Pakistan captain Sarfraz Ahmed spoke at a press conference ahead of his team"s Champions Trophy final against India

Sarfraz Ahmed, the Pakistan captain, has issued a Twitter apology for his controversial on-field taunt during the second ODI in Durban on Tuesday. The comment, which included a racist epithet, seemed to be aimed at the South Africa allrounder Andile Phehlukwayo, but Sarfraz has said it was "not directed towards anyone in particular".

1/2 - I wish to extend my sincere apologies to any person who may have taken offence from my expression of frustration which was unfortunately caught by the stump mic during yesterday"s game against SA. My words were not directed towards anyone in particular and...

— Sarfaraz Ahmed (@SarfarazA_54) January 23, 2019 2/3 - I certainly had no intention of upsetting anyone. I did not even mean for my words to be heard, understood or communicated to the opposing team or the cricket fans.

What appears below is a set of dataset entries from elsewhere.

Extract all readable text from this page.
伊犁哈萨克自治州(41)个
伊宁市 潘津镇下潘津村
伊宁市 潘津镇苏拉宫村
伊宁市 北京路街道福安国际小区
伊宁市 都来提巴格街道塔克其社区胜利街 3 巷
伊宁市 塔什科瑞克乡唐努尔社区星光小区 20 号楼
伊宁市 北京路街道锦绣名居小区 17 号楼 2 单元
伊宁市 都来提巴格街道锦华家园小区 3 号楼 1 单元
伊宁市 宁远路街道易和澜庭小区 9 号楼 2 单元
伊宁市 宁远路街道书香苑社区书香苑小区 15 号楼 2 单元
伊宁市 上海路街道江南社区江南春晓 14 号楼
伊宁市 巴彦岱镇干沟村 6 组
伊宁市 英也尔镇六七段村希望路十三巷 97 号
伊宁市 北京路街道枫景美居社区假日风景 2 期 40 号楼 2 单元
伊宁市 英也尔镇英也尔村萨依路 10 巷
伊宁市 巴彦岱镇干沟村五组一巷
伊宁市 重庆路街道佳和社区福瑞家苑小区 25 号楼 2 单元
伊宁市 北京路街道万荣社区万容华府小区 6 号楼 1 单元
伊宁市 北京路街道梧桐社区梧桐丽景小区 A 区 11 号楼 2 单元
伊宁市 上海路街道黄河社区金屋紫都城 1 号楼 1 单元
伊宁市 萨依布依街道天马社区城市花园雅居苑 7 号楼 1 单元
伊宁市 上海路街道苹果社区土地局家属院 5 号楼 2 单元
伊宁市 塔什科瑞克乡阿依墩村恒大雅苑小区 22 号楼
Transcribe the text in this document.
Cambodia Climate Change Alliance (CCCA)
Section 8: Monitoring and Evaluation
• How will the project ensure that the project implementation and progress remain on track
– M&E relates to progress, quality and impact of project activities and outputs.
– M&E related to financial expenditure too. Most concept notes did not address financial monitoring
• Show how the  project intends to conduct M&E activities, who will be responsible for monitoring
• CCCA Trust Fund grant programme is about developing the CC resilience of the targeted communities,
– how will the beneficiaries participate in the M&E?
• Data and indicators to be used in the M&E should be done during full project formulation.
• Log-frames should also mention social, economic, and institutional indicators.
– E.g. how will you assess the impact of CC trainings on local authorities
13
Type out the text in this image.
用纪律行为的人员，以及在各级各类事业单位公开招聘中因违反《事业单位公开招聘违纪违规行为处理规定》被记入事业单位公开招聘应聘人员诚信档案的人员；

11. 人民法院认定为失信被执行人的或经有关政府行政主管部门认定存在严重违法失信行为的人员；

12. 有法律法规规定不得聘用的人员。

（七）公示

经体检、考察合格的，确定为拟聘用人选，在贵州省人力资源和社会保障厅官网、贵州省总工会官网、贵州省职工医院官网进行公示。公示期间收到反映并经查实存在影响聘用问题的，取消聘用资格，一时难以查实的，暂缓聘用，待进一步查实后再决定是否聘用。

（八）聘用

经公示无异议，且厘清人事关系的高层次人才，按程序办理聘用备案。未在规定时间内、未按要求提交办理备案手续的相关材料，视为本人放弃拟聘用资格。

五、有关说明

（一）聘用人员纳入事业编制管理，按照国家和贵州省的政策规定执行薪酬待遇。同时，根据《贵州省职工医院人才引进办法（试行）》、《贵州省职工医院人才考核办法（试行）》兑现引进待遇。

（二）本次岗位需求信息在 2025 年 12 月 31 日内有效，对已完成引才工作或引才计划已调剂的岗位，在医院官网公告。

I have in the past and will continue in future to appreciate the camaraderie of my fellow cricketers from...

— Sarfaraz Ahmed (@SarfarazA_54) January 23, 2019 3/3 - ...across the globe and will always respect and honour them on and off the field.

— Sarfaraz Ahmed (@SarfarazA_54) January 23, 2019

During the 37th over of South Africa"s chase, Sarfraz was caught on the stump mics saying, in Urdu: "Abey kaale, teri ammi aaj kahaan baitheen hain? Kya parwa ke aaye hai aaj?"

Translated literally, that is: "Hey black guy, where"s your mother sitting today? What [prayer] have you got her to say for you today?"

On Wednesday, the South Africa team manager Mohammed Moosajee had confirmed that the ICC had taken note of the comment.

"The ICC and the match officials have noted the alleged incident," he said. "They have started the necessary procedures to investigate the matter. We can only comment once we have received the results of the investigation. Any further clarification/updates have to go through the ICC."

It remains to be seen whether the match officials, who are responsible for instigating any disciplinary action, view Sarfraz"s comments under the ICC code of conduct for player behaviour or the ICC"s anti-racism code. While insulting or obscene and offensive language falls under the code of conduct, language that is deemed "likely to offend another person on the basis of their race, religion, gender, colour, descent, national or ethnic origin" falls under the anti-racism code.